Она не притрагивалась к спицам вот уже тридцать лет, но опять начала вязать, чтобы продлить свидание с сыном наедине. Пьер дремал. Иногда ужасная судорога сводила руки и ноги. Он стонал. Она гладила его, ласково проводила пальцами по глазам, как будто смыкая веки покойнику, наклонялась низко, еще ниже:
— Спи, мой маленький Пьер!
Лицо Дутра разглаживалось. У глаз и на щеки ложились синие тени. Одетта чувствовала, что он принимает ее прикосновения. Скоро он сдастся. Она удвоила нежность, заботу, внимание. Он отдавал себя во власть этой удушающей нежности. Но как хорошо перестать бороться! И тогда она тихо прошептала, склонившись к самому уху:
— Мой маленький Пьер, я знаю, это ты убил Хильду…
У него вырвался глубокий, страшный вздох радости, и тело его отяжелело, расслабляясь в теплой постели.
Кончалось длинное путешествие. Одетта ничего больше не сказала в тот вечер. Она долго сидела рядом с уснувшим Пьером. Наутро они осмелились посмотреть друг другу в глаза, как любовники после первой ночи, и поняли, что всегда были заодно. Они едва дождались наступления сумерек, как нетерпеливые парочки дожидаются свидания, и от напряжения их голоса прерывались, а движения делались резкими. Одетта взялась за вязание.

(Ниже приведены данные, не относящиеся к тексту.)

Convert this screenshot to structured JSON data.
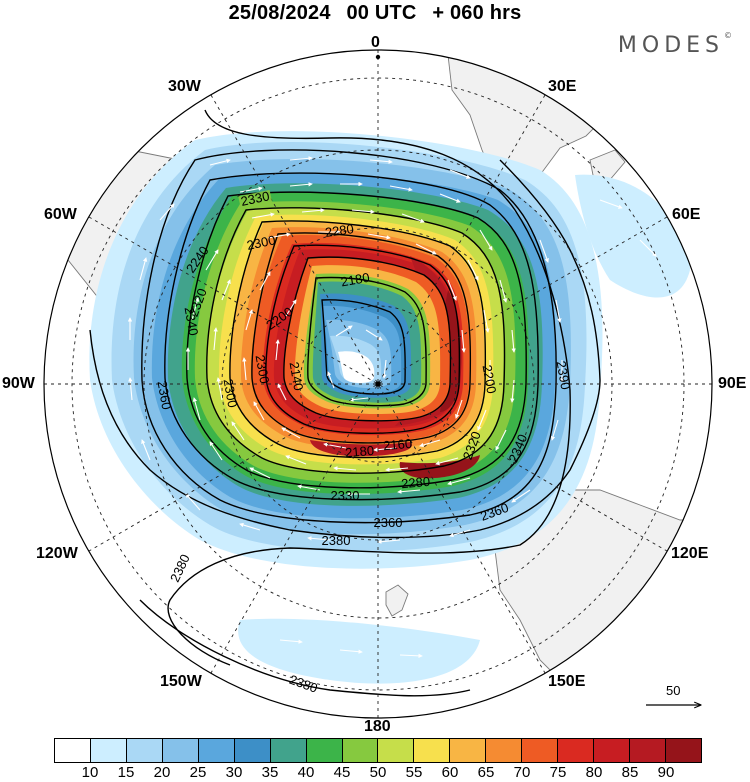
{
  "header": {
    "date": "25/08/2024",
    "time": "00 UTC",
    "lead": "+ 060 hrs",
    "brand": "MODES",
    "brand_mark": "©"
  },
  "map": {
    "projection": "south-polar-stereographic",
    "longitude_labels": {
      "top": "0",
      "top_right": "30E",
      "upper_right": "60E",
      "right": "90E",
      "lower_right": "120E",
      "bottom_right": "150E",
      "bottom": "180",
      "bottom_left": "150W",
      "lower_left": "120W",
      "left": "90W",
      "upper_left": "60W",
      "top_left": "30W"
    },
    "contour_labels": [
      "2330",
      "2300",
      "2280",
      "2240",
      "2180",
      "2200",
      "2340",
      "2320",
      "2300",
      "2360",
      "2300",
      "2140",
      "2390",
      "2340",
      "2200",
      "2160",
      "2180",
      "2320",
      "2280",
      "2330",
      "2360",
      "2360",
      "2380",
      "2380",
      "2380"
    ],
    "wind_reference": {
      "label": "50"
    },
    "colors": {
      "land": "#f2f2f2",
      "coastline": "#777777",
      "grid": "#222222",
      "contour": "#000000",
      "wind_arrow": "#ffffff"
    }
  },
  "colorbar": {
    "labels": [
      "10",
      "15",
      "20",
      "25",
      "30",
      "35",
      "40",
      "45",
      "50",
      "55",
      "60",
      "65",
      "70",
      "75",
      "80",
      "85",
      "90"
    ],
    "colors": [
      "#ffffff",
      "#cdeeff",
      "#aad8f5",
      "#85c1ea",
      "#5aa7dd",
      "#3d8fc7",
      "#41a38c",
      "#3cb449",
      "#86c93f",
      "#c6de4a",
      "#f7e04d",
      "#f8b544",
      "#f58b32",
      "#ee5b24",
      "#da2a21",
      "#c71d22",
      "#b51a22",
      "#95141a"
    ]
  }
}
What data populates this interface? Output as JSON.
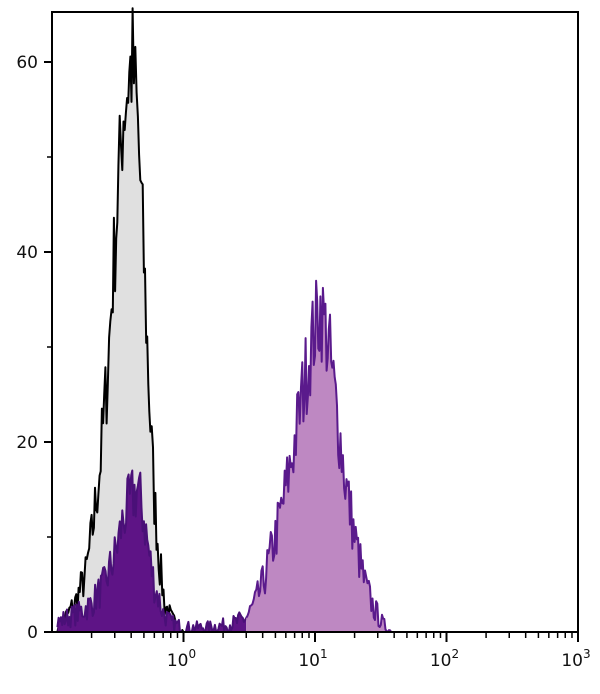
{
  "chart_data": {
    "type": "area",
    "title": "",
    "xlabel": "",
    "ylabel": "",
    "x_scale": "log",
    "xlim": [
      0.1,
      1000
    ],
    "ylim": [
      0,
      65
    ],
    "grid": false,
    "legend": "none",
    "x_ticks": [
      {
        "value": 1,
        "base": "10",
        "exp": "0"
      },
      {
        "value": 10,
        "base": "10",
        "exp": "1"
      },
      {
        "value": 100,
        "base": "10",
        "exp": "2"
      },
      {
        "value": 1000,
        "base": "10",
        "exp": "3"
      }
    ],
    "y_ticks": [
      {
        "value": 0,
        "label": "0"
      },
      {
        "value": 20,
        "label": "20"
      },
      {
        "value": 40,
        "label": "40"
      },
      {
        "value": 60,
        "label": "60"
      }
    ],
    "y_minor_ticks": [
      10,
      30,
      50
    ],
    "series": [
      {
        "fill": "#e0e0e0",
        "stroke": "#000000",
        "x": [
          0.11,
          0.12,
          0.15,
          0.18,
          0.2,
          0.23,
          0.26,
          0.29,
          0.32,
          0.35,
          0.38,
          0.41,
          0.44,
          0.48,
          0.52,
          0.56,
          0.6,
          0.66,
          0.72,
          0.8,
          0.9,
          1.0
        ],
        "y": [
          0,
          1,
          3,
          6,
          10,
          17,
          26,
          37,
          47,
          55,
          58,
          60,
          55,
          45,
          33,
          22,
          14,
          7,
          3,
          1.5,
          0.5,
          0
        ]
      },
      {
        "fill": "#5e1486",
        "stroke": "#4a1078",
        "x": [
          0.11,
          0.13,
          0.16,
          0.2,
          0.25,
          0.3,
          0.35,
          0.4,
          0.45,
          0.5,
          0.55,
          0.6,
          0.7,
          0.8,
          1.0,
          1.5,
          2.0,
          2.5,
          3.0
        ],
        "y": [
          1,
          1.5,
          2,
          3,
          5,
          8,
          12,
          14,
          15,
          12,
          8,
          5,
          2,
          1,
          0.5,
          0.5,
          0.7,
          1,
          1.5
        ]
      },
      {
        "fill": "#be88c2",
        "stroke": "#5a1a8c",
        "x": [
          3.0,
          3.5,
          4,
          5,
          6,
          7,
          8,
          9,
          10,
          11,
          12,
          13,
          15,
          17,
          20,
          24,
          28,
          33,
          38
        ],
        "y": [
          1.5,
          3,
          5,
          10,
          15,
          20,
          25,
          29,
          32,
          34,
          32,
          29,
          22,
          16,
          10,
          5,
          2.5,
          0.8,
          0
        ]
      }
    ]
  }
}
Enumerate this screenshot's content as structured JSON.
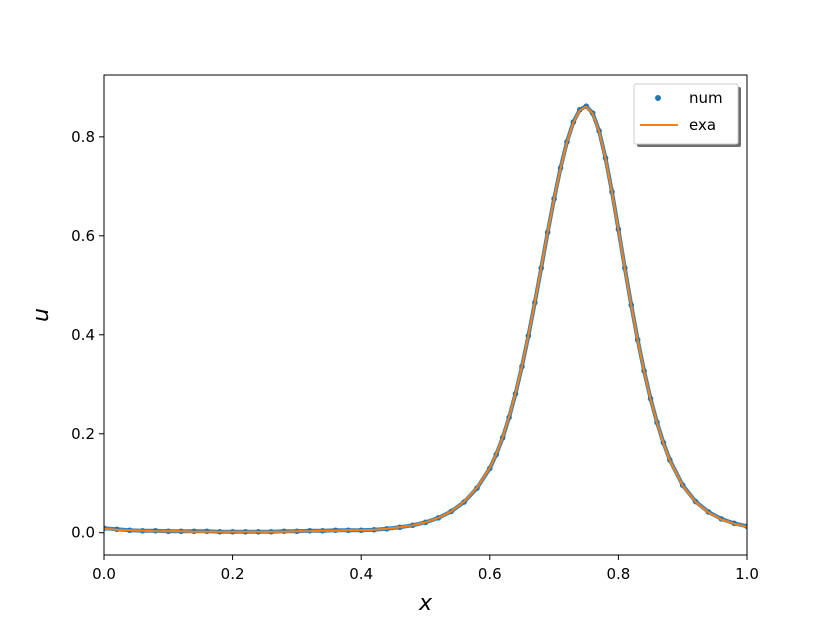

— Ты убил ее, — снова начала она, — потому что не мог жить между ними. Ты ведь не мог разобраться, которую любишь. Да, я все правильно поняла…
Закрыв глаза, Пьер слушал ее с жадностью ребенка, внимающего сказке.
— А потом? — прошептал он.
— Я не очень-то умна, но сразу поняла, что ты сердился на меня из-за несчастного детства, из-за этой работы, которую я тебе навязала. Фургоны, Людвиг… я, наконец!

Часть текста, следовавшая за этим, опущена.